In March, EducationSuperHighway and a coalition of 28 national non-profit organizations across local government, housing, education, and broadband policy, advocated for the inclusion and prioritization of multi-dwelling units (MDUs) in BEAD’s $42.45 billion funding. We pointed out that 20-25% of the digital divide in this country resides in multi-family housing and that states must be able to spend BEAD dollars on installing free managed Wi-Fi networks or wired connections with an ACP option as soon as the bell rings on the distribution of BEAD funding to states.

We want to acknowledge and thank our coalition partners for this work.

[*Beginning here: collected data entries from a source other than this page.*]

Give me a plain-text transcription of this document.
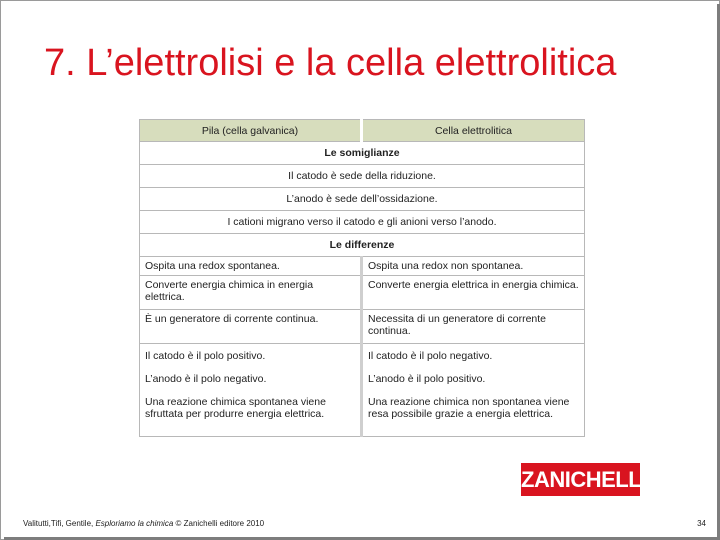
7. L’elettrolisi e la cella elettrolitica
Pila (cella galvanica)	Cella elettrolitica
Le somiglianze	
Il catodo è sede della riduzione.	
L’anodo è sede dell’ossidazione.	
I cationi migrano verso il catodo e gli anioni verso l’anodo.	
Le differenze	
Ospita una redox spontanea.	Ospita una redox non spontanea.
Converte energia chimica in energia elettrica.	Converte energia elettrica in energia chimica.
È un generatore di corrente continua.	Necessita di un generatore di corrente continua.
Il catodo è il polo positivo.	Il catodo è il polo negativo.
L’anodo è il polo negativo.	L’anodo è il polo positivo.
Una reazione chimica spontanea viene sfruttata per produrre energia elettrica.	Una reazione chimica non spontanea viene resa possibile grazie a energia elettrica.
ZANICHELLI
Valitutti,Tifi, Gentile, Esploriamo la chimica © Zanichelli editore 2010	34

Because of you, states can prioritize connecting millions of unconnected households living in multi-family housing and spend BEAD dollars on getting these households online as quickly as possible. 

Since the earliest days of the pandemic, EducationSuperHighway has advocated on the issue of broadband affordability. Approximately 28 million of the 123 million households in the United States do not have high-speed broadband. 18 million of these households, home to 47 million people, are offline because they cannot afford an available Internet connection. Our No Home Left Offline (Nov 2021) report provided insights into this broadband affordability gap (two-thirds of America’s digital divide) and the opportunities that exist to close it. 

We are currently working with community partners and leaders across the country on pilot programs that help households sign-up for the Affordable Connectivity Program (ACP) and home broadband service and deploy free managed Wi-Fi networks to low-income apartment buildings. The learnings from this work form the basis of our State Broadband Affordability Playbook.

We look forward to sharing this work with states and local communities to ensure they have the necessary data, tools, and support to fulfill the promise of universal access made possible by this historic investment in broadband deployment and digital equity.